Taraflar arasında; 24/09/2002 başlangıç tarihli ve on yıl süreli "Turistik Termal Tesisler ve Çok Katlı Otopark Kira Sözleşmesi" imzalanmıştır. Sözleşmenin 3. maddesinde; "Belediye kira müddetinin bitiminde müstecirin satın almış olduğu veya yapmış olduğu işler ve işletmecilik müddetince aldığı yeni demirbaşlar, kira müddeti bitiminde Belediye Başkanı ve müstecirinde katılımı ile oluşturulacak bir komisyon marifeti ile veya mahkeme bilirkişi tespiti ile yeniden fiyat tespiti yapılmak suretiyle tespit edilen sabit ve taşınabilir demirbaş bedelleri Belediye veya yeni yüklenici tarafından peşin fiyattan alınacaktır.", 6. maddesinde; "Belediyenin onayı olmadan yanına ortak alamaz ve bir başkasına devir edemez zaruri ihtiyaç halinde kalite ve vasıfları projesine uygun olmak şartı ile değişiklik ve tadilat yapabilir" hükümlerine yer verilmiştir.
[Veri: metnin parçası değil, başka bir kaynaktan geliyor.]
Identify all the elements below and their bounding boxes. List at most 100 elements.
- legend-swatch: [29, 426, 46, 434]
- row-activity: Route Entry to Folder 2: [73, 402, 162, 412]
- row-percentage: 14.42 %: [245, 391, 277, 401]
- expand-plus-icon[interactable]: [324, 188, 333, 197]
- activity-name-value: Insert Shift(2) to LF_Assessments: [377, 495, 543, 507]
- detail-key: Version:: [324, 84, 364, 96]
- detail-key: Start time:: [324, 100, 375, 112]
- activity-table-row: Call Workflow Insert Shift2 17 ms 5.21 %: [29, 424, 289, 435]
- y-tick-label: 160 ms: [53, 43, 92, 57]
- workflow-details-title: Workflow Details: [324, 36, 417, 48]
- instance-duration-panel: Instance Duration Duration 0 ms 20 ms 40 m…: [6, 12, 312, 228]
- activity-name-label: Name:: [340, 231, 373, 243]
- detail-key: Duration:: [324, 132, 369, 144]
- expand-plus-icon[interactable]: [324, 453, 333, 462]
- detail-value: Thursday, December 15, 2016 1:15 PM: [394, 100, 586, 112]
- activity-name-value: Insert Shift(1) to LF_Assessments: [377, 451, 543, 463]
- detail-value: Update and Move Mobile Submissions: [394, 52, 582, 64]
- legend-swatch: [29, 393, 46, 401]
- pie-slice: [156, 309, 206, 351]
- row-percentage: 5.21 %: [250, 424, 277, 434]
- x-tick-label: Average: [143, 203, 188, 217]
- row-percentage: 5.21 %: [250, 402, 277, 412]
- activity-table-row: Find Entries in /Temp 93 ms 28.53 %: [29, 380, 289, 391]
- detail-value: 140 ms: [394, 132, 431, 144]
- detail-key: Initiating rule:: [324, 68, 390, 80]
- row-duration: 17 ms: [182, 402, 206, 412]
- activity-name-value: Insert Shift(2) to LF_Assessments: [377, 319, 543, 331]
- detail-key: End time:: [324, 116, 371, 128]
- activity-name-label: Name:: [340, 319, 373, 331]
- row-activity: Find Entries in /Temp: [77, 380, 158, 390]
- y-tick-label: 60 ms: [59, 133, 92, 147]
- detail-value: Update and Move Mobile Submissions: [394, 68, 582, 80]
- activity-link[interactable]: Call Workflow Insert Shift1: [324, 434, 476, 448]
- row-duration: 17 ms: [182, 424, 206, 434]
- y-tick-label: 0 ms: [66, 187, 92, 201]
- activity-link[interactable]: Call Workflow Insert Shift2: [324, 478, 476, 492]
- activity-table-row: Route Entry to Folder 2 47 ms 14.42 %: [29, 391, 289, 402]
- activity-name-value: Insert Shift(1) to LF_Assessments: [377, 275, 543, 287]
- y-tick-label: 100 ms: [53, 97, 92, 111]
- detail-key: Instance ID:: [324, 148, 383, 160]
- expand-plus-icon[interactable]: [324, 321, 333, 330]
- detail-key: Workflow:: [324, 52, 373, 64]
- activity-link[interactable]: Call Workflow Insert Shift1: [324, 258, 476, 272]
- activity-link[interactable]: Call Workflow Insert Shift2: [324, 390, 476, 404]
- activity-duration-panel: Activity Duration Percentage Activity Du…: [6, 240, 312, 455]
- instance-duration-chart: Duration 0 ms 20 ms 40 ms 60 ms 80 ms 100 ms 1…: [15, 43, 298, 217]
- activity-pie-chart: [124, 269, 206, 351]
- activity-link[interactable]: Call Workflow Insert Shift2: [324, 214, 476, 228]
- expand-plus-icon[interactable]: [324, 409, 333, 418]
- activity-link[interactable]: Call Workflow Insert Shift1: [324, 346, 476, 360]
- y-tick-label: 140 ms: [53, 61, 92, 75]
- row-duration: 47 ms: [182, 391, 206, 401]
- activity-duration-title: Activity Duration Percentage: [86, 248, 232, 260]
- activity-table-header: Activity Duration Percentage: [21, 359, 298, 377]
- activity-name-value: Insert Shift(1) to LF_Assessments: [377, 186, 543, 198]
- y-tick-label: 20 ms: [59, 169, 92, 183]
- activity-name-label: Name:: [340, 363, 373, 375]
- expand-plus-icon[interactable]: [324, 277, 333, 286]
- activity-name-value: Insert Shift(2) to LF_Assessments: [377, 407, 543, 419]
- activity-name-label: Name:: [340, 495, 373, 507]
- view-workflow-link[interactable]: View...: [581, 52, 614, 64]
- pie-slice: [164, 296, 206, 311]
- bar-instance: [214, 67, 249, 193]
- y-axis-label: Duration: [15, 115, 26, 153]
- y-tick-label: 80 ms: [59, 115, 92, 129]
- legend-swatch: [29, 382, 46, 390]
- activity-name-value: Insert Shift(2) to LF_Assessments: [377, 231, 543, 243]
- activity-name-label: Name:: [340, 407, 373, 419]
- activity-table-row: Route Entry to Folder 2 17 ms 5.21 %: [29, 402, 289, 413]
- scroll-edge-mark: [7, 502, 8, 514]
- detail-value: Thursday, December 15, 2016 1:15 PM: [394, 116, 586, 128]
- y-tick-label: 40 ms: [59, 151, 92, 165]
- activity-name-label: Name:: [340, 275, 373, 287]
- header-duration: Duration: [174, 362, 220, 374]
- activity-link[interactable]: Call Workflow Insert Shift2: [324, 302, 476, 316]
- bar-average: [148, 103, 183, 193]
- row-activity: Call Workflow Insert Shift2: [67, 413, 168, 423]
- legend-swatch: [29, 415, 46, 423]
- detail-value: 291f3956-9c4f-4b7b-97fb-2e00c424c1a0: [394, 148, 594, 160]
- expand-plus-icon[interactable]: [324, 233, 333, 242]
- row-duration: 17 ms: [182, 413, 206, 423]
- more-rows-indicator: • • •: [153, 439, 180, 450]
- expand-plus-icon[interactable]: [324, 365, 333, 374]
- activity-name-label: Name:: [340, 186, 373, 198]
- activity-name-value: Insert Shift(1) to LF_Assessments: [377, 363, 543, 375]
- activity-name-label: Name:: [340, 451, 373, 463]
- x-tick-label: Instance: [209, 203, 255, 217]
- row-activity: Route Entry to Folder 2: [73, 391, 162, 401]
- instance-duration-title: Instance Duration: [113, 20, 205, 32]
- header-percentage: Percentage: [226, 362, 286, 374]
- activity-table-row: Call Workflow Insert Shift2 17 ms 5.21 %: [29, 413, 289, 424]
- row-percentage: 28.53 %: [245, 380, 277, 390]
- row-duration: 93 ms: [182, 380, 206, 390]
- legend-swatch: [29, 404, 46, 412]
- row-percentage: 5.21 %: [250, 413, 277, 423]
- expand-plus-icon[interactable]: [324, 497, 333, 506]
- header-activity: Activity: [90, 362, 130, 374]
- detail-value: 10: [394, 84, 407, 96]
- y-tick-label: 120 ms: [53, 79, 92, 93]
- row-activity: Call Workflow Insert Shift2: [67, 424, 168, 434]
Davacı ile dava dışı yeni kiracı şirket arasında imzalanan ve belediye başkanlığına hitaben yazılan 01/02/2016 tarihli mutabakatta "...otelde bulunan ve ihale şartnamesinin 24-1 maddesinde yazılı olan, kiracı Zirve Turizm Ltd. Şti.'ne ait 9 kalem ve değeri 4.666.025 TL. Tutan menkul mallarla ilgili olarak taraflar arasında mutabakata varılmış olup, belediyenin ihale şartnamesnde belirlediği husus yerine getirilmiştir. Kiralananın ... Turizm Gıda Yem. Taş Oc. Mob. Med. Eml. Tic. Ltd. Şti.'ne teslimi için Belediyenizce aranan şartlar yerine geldiğinden, teslimde bir sakınca söz konusu değildir." ifadesine yer verilmiş, yeni ihale şartnamesinin 24-1. maddesine atıf yapılmıştır.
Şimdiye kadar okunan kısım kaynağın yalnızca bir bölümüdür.